不肖私がこよなく愛する『万葉集』の鑑賞blogです。

防人の歌(9)・・・巻第20-4372

訓読 >>>

足柄(あしがら)の 御坂(みさか)賜(たま)はり 顧(かへり)みず 我(あ)れは越(く)え行く 荒(あら)し男(を)も 立(た)しやはばかる 不破(ふは)の関(せき) 越(く)えて我(わ)は行(ゆ)く 馬(むま)の爪(つめ) 筑紫(つくし)の崎(さき)に 留(ち)まり居(ゐ)て 我(あ)れは斎(いは)はむ 諸(もろもろ)は 幸(さけ)くと申(まを)す 帰り来(く)までに

 

要旨 >>>

足柄の御坂を通していただき、後を振り返らずに私は越えてゆく。
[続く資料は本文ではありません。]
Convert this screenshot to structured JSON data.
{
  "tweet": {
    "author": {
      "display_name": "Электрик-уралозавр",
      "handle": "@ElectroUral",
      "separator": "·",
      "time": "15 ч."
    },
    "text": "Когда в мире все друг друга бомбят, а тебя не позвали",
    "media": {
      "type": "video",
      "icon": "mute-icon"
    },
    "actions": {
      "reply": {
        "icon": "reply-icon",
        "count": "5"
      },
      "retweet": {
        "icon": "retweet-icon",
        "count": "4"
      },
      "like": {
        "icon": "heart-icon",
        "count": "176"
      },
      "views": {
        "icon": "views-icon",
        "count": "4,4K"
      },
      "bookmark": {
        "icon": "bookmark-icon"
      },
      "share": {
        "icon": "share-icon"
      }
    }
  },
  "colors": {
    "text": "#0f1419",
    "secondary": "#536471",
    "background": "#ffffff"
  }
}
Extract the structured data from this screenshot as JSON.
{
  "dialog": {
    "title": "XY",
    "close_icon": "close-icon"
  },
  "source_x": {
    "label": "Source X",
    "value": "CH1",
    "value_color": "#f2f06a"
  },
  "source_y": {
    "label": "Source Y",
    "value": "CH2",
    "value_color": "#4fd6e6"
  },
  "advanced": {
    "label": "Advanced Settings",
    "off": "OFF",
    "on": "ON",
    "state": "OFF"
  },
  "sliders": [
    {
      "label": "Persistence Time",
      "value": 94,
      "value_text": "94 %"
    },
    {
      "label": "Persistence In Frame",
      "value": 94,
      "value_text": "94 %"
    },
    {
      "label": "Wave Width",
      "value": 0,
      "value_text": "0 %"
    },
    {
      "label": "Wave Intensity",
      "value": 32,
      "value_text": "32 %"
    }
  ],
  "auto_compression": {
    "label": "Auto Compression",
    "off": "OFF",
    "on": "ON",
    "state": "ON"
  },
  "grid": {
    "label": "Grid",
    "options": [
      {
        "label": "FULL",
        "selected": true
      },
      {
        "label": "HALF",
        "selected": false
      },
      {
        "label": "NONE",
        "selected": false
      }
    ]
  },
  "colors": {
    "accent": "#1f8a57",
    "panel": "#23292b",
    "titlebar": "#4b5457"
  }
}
荒々しい男でさえ立ち止まってためらう不破の関を越えて、私は行く。馬の蹄がすり減って尽きるほど遠い筑紫の崎にとどまって、私は身を清めて神に祈りを捧げよう。故郷の衆のみんなが達者でいてくれるように、と。無事に帰って来るまで。

 

鑑賞 >>>

 常陸国の防人、倭文部可良麻呂(しとりべのからまろ)の歌。「足柄の御坂」は神奈川県と静岡県の県境にある足柄峠。「御坂賜はり」の「御坂」は、坂には神が祀ってあるところからの敬称。「賜はり」は、坂の神のお許しをいただいて。「荒し男」は強く勇敢な男。「不破の関」は岐阜県関が原町にあった東山道の関所。「馬の爪」は「筑紫」の枕詞。防人による長歌は、この1首のみです。

 国文学者の窪田空穂はこの歌を評し、「語短く心を尽くしていっているもので、技巧としても勝れたものである。挨拶の語であるから、先蹤となるものがあったかもしれぬが、それとしても非凡なものである」と言っています。